Skip to main content

Chunking and Retrieval Quality

Bad chunking makes RAG look stupid: the right answer exists in your corpus but never surfaces in the top results.

Chunk size and overlap

There is no universal token count:

  • Smaller chunks — precise hit for keyword-like queries; risk losing surrounding context.
  • Larger chunks — better local context; noisy similarity scores.

Overlap (repeating the last n tokens between consecutive chunks) reduces boundary cuts mid-paragraph. Typical starting points: a few hundred tokens per chunk with modest overlap, then measure.

Structure-aware splitting

Prefer splitting on headings, markdown sections, or HTML structure over raw character counts when content is hierarchical. Code may need different rules than prose (preserve function boundaries).

Metadata for filtering

Store fields you will filter on at query time:

  • project_id, workspace_id, user_id for multi-tenant isolation.
  • doc_type, version, language.
  • updated_at for freshness boosts or decay.

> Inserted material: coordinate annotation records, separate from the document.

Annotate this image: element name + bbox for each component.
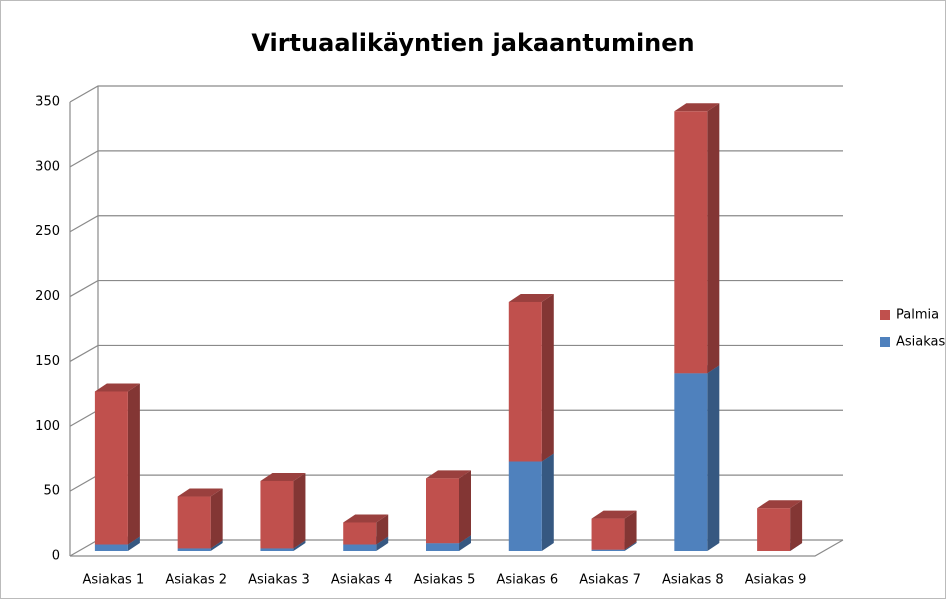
y-tick-label: 150 bbox=[35, 354, 60, 369]
bar bbox=[508, 301, 542, 462]
legend-swatch bbox=[880, 310, 890, 320]
bar-side bbox=[376, 514, 389, 545]
legend-label: Asiakas bbox=[896, 335, 946, 350]
bar bbox=[674, 373, 708, 551]
bar bbox=[426, 543, 459, 551]
x-tick-label: Asiakas 9 bbox=[745, 573, 807, 588]
bar-side bbox=[541, 293, 554, 462]
x-tick-label: Asiakas 3 bbox=[248, 573, 310, 588]
y-tick-label: 0 bbox=[52, 549, 60, 564]
y-tick-label: 350 bbox=[35, 95, 60, 110]
bar bbox=[591, 549, 625, 551]
bar-top bbox=[260, 472, 306, 481]
bar-top bbox=[674, 103, 720, 112]
bar-side bbox=[293, 472, 306, 549]
bar-side bbox=[790, 500, 803, 551]
bar-side bbox=[210, 488, 223, 549]
bar-top bbox=[757, 500, 803, 509]
bar-top bbox=[426, 470, 471, 479]
bar-side bbox=[624, 541, 637, 551]
bar-side bbox=[459, 470, 471, 544]
floor-edge bbox=[70, 539, 844, 557]
bar-side bbox=[707, 103, 720, 374]
bar-side bbox=[541, 453, 554, 551]
x-tick-label: Asiakas 1 bbox=[83, 573, 145, 588]
legend-label: Palmia bbox=[896, 308, 939, 323]
y-tick-label: 200 bbox=[35, 289, 60, 304]
x-tick-label: Asiakas 6 bbox=[496, 573, 558, 588]
bar bbox=[260, 548, 294, 551]
bar-top bbox=[177, 488, 223, 497]
bar-top bbox=[508, 293, 554, 302]
bar-side bbox=[127, 383, 140, 545]
bar bbox=[674, 111, 708, 374]
grid-line bbox=[69, 344, 843, 362]
bar-side bbox=[459, 535, 471, 551]
y-tick-label: 250 bbox=[35, 224, 60, 239]
bar bbox=[343, 522, 377, 545]
y-tick-label: 300 bbox=[35, 159, 60, 174]
bar bbox=[591, 518, 625, 550]
bar-side bbox=[210, 540, 223, 551]
bar bbox=[177, 496, 211, 549]
x-tick-label: Asiakas 2 bbox=[165, 573, 227, 588]
bar bbox=[94, 544, 128, 551]
chart-title: Virtuaalikäyntien jakaantuminen bbox=[251, 29, 694, 57]
bar-side bbox=[127, 536, 140, 551]
x-tick-label: Asiakas 4 bbox=[331, 573, 393, 588]
bar-side bbox=[707, 365, 720, 551]
bar bbox=[260, 480, 294, 549]
bar bbox=[757, 508, 791, 551]
y-tick-label: 50 bbox=[43, 484, 60, 499]
bar-top bbox=[343, 514, 389, 523]
bar-side bbox=[624, 510, 637, 550]
grid-line bbox=[69, 150, 843, 168]
y-tick-label: 100 bbox=[35, 419, 60, 434]
grid-line bbox=[69, 279, 843, 298]
bar-side bbox=[376, 536, 389, 551]
bar bbox=[94, 391, 128, 545]
bar bbox=[508, 461, 542, 551]
legend-swatch bbox=[880, 337, 890, 347]
bar bbox=[426, 478, 459, 544]
grid-line bbox=[69, 85, 843, 103]
bar-side bbox=[293, 540, 306, 551]
bar bbox=[343, 544, 377, 551]
x-tick-label: Asiakas 8 bbox=[662, 573, 724, 588]
bar-top bbox=[94, 383, 140, 392]
bar-top bbox=[591, 510, 637, 519]
bar bbox=[177, 548, 211, 551]
x-tick-label: Asiakas 7 bbox=[579, 573, 641, 588]
grid-line bbox=[69, 215, 843, 233]
x-tick-label: Asiakas 5 bbox=[414, 573, 476, 588]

Combine vector similarity with keyword (BM25) search. Many systems merge scores or run parallel queries — vectors catch paraphrases; keywords catch exact SKUs and error codes.

Re-ranking

Retrieve a larger candidate set (say 50–200), then re-rank with a cross-encoder or lightweight reranker API to improve top-k precision before generation.

Key takeaways

  • Chunking is a product decision — tune with evals, not intuition alone.
  • Metadata and ACL filters belong in the retrieval path.
  • Hybrid retrieval plus reranking fixes many "almost found it" issues.